Simple majorities in Congress can stop voter suppression
As the threat of voter suppression grows in several states, the U.S. Constitution provides a remedy. Simple majorities in Congress, plus the president, can stop voter suppression — if they choose to act.
Article 1, Section 4 of the Constitution states: “The Times, Places and Manner of holding Elections for Senators and Representatives, shall be prescribed in each State by the Legislature thereof; but the Congress may at any time by Law make or alter such Regulations, except as to the Places of chusing (sic) Senators.”
Alexander Hamilton’s Federalist Paper No. 59 states that the purpose of this provision was to ensure that the federal government had the power to act at any time to protect its legitimacy. This could be in the extreme case where a state might fail to hold a federal election. Or, a state controlled by an anti-federal faction might burden federal elections in particular. Or, as in the current context, a state faction might seek to suppress the vote of a significant part of its electorate to influence the outcome of federal and state elections in its favor. Section 4 allows Congress to address the resulting impact of such suppression on the public’s acceptance of the outcome of federal elections.

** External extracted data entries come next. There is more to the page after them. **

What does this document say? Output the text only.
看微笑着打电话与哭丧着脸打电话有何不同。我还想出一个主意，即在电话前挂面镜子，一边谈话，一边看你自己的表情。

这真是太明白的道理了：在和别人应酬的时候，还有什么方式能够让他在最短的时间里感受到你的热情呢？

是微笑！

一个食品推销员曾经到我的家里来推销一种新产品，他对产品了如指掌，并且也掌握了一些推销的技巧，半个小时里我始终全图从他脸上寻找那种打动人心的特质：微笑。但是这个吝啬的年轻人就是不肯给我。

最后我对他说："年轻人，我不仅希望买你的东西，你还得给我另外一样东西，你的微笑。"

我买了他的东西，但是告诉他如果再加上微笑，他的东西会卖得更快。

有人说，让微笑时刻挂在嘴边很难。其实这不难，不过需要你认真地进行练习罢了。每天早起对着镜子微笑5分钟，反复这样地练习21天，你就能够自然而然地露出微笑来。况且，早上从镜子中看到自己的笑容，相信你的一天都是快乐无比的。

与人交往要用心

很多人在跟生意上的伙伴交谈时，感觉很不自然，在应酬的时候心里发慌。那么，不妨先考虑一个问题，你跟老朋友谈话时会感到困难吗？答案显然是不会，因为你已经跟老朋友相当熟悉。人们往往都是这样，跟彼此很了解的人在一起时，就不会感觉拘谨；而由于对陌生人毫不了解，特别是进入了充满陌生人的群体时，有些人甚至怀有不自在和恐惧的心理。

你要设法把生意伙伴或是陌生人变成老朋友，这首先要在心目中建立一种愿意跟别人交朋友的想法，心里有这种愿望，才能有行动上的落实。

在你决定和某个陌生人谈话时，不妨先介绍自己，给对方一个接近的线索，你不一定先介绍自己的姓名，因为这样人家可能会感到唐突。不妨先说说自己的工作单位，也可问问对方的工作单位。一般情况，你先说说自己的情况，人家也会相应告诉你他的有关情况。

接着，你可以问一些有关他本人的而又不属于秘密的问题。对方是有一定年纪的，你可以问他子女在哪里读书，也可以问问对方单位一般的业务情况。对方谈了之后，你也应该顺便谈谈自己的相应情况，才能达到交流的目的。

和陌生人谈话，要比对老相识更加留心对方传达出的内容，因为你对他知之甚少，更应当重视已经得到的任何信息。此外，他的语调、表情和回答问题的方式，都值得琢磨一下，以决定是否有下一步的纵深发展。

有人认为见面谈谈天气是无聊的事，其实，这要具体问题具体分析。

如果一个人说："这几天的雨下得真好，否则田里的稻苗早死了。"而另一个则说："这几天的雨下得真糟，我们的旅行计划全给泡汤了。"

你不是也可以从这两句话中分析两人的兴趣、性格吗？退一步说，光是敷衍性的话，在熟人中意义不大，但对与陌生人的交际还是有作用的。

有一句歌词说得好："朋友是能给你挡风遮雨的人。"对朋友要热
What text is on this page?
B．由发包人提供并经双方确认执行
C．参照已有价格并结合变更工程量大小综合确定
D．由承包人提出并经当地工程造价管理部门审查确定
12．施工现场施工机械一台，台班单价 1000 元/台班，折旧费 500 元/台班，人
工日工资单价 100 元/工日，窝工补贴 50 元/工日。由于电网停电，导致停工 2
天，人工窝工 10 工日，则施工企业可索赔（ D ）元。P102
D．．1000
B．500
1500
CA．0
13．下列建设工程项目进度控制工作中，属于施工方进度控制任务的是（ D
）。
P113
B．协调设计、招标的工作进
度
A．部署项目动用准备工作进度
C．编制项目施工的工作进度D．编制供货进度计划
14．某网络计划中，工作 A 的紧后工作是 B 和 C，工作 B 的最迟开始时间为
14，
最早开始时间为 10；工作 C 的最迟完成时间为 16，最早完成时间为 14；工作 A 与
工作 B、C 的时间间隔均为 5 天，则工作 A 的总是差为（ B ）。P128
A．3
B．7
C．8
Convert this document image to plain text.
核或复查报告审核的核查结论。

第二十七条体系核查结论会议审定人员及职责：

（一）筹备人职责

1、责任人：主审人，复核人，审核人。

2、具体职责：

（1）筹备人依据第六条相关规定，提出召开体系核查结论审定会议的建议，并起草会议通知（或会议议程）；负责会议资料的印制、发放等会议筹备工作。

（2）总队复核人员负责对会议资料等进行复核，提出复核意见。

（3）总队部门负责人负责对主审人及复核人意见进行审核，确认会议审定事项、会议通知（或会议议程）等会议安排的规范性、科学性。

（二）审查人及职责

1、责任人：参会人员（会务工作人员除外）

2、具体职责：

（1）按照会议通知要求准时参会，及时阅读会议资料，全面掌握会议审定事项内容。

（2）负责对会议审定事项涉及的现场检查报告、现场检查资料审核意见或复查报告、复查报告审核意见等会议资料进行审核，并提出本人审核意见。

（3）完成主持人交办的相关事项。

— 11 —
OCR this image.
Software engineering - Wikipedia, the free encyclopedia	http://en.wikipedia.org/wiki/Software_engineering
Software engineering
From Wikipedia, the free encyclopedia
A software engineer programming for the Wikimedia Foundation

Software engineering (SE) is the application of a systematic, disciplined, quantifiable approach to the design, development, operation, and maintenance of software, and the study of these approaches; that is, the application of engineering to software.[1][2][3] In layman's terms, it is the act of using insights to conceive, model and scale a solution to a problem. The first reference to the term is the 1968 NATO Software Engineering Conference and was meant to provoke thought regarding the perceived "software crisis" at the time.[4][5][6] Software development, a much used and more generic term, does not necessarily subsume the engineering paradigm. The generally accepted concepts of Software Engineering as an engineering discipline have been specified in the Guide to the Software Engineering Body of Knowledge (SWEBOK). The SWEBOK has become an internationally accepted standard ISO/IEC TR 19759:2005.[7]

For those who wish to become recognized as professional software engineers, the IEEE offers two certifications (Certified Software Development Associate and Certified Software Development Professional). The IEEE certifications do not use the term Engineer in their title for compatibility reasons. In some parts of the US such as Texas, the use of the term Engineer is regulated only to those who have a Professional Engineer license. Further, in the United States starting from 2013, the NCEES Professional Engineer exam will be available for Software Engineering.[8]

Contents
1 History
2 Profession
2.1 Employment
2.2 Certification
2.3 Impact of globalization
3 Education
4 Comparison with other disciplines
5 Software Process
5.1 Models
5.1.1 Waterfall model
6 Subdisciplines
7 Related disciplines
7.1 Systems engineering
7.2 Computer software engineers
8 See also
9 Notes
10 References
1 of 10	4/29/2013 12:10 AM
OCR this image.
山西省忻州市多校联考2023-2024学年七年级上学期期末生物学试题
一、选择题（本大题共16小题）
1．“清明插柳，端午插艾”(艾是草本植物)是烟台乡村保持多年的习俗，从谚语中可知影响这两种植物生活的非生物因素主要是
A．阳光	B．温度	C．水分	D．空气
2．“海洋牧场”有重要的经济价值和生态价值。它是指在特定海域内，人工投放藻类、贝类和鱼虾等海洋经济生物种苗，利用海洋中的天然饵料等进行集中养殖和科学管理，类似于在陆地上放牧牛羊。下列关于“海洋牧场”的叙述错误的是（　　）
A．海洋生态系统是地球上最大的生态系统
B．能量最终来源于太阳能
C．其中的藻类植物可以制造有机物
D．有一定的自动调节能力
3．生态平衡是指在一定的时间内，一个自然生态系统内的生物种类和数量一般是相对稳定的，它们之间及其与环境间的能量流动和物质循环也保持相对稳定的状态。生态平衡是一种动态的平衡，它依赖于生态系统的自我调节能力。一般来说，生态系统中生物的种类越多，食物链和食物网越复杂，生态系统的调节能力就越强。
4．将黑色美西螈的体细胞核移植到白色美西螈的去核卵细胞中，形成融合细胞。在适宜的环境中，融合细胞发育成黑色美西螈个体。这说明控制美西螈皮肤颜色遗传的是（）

Clearly, Congress can act in this regard, but the Senate’s filibuster rule dictates that, before a bill can be voted on, a cloture motion must pass by 60 votes. The question, then, is this: Does the Constitution’s specification that Congress may “at any time” by law make or alter such regulations mean that the filibuster rule is unconstitutional in this case? It seems clear to me that it is unconstitutional. How can Congress vote “at any time” if the Senate rule states that a cloture motion must pass first?
In addition, the use of the phrase “at any time” is unique. It clearly emphasizes Congress’s freedom to act in such situations.
House Majority Whip James Clyburn (D-S.C.) has called for a carve-out to the Senate’s filibuster rule for legislation that applies to the Constitution. That may well be a procedure that can gain the necessary support in Congress. But an amendment to the filibuster rule is not needed since the Constitution itself provides the remedy for election reform. The phrase “at any time” is the carve-out.
Opponents of this reading of the Constitution might argue that the Framers tolerated voting restrictions much more severe than those now seen as potentially threatening the legitimacy of federal elections. That argument was used in the U.S. Supreme Court’s Dred Scott decision in 1857 to deprive Blacks of any entitlement to protection of the law. The better understanding of the Constitution is that its terms and purposes must be applied to current conditions and not those of 1789.
Today, there can be no question that suppression of the vote of Black and Brown urban voters would call into reasonable question the legitimacy of the outcome. Take Georgia’s new law as an example. It requires a photo ID to vote by absentee ballot, even though the photo serves no purpose in that context. A simple reference to a number on the voter registration card supplied to every registered voter confirms identity without imposing an additional burden on the voter. The law cannot be seen as anything but suppressive of the vote of such urban voters.
In the 2020 election, 26 percent of Georgia voters voted absentee — 65 percent for President Biden and 35 percent for former President Trump. Now metro and low-income voters who lack a driver’s license with a photo ID will have to take the time to secure another form of photo ID or locate and copy a bank statement, current utility bill, paycheck, or government document showing the voter’s name and address. Not every member of a family unit who is eligible to vote may be able to produce such a document.
Rep. Clyburn’s proposed carve-out is one solution, but the Constitution is already explicit. Congress can act “at any time” to prevent voter suppression. How much more authorization does Congress need before it acts to protect the integrity of voting?
Evan A. Davis, an attorney, is a former counsel to New York Gov. Mario Cuomo and was president of the New York City Bar Association (2000-2002).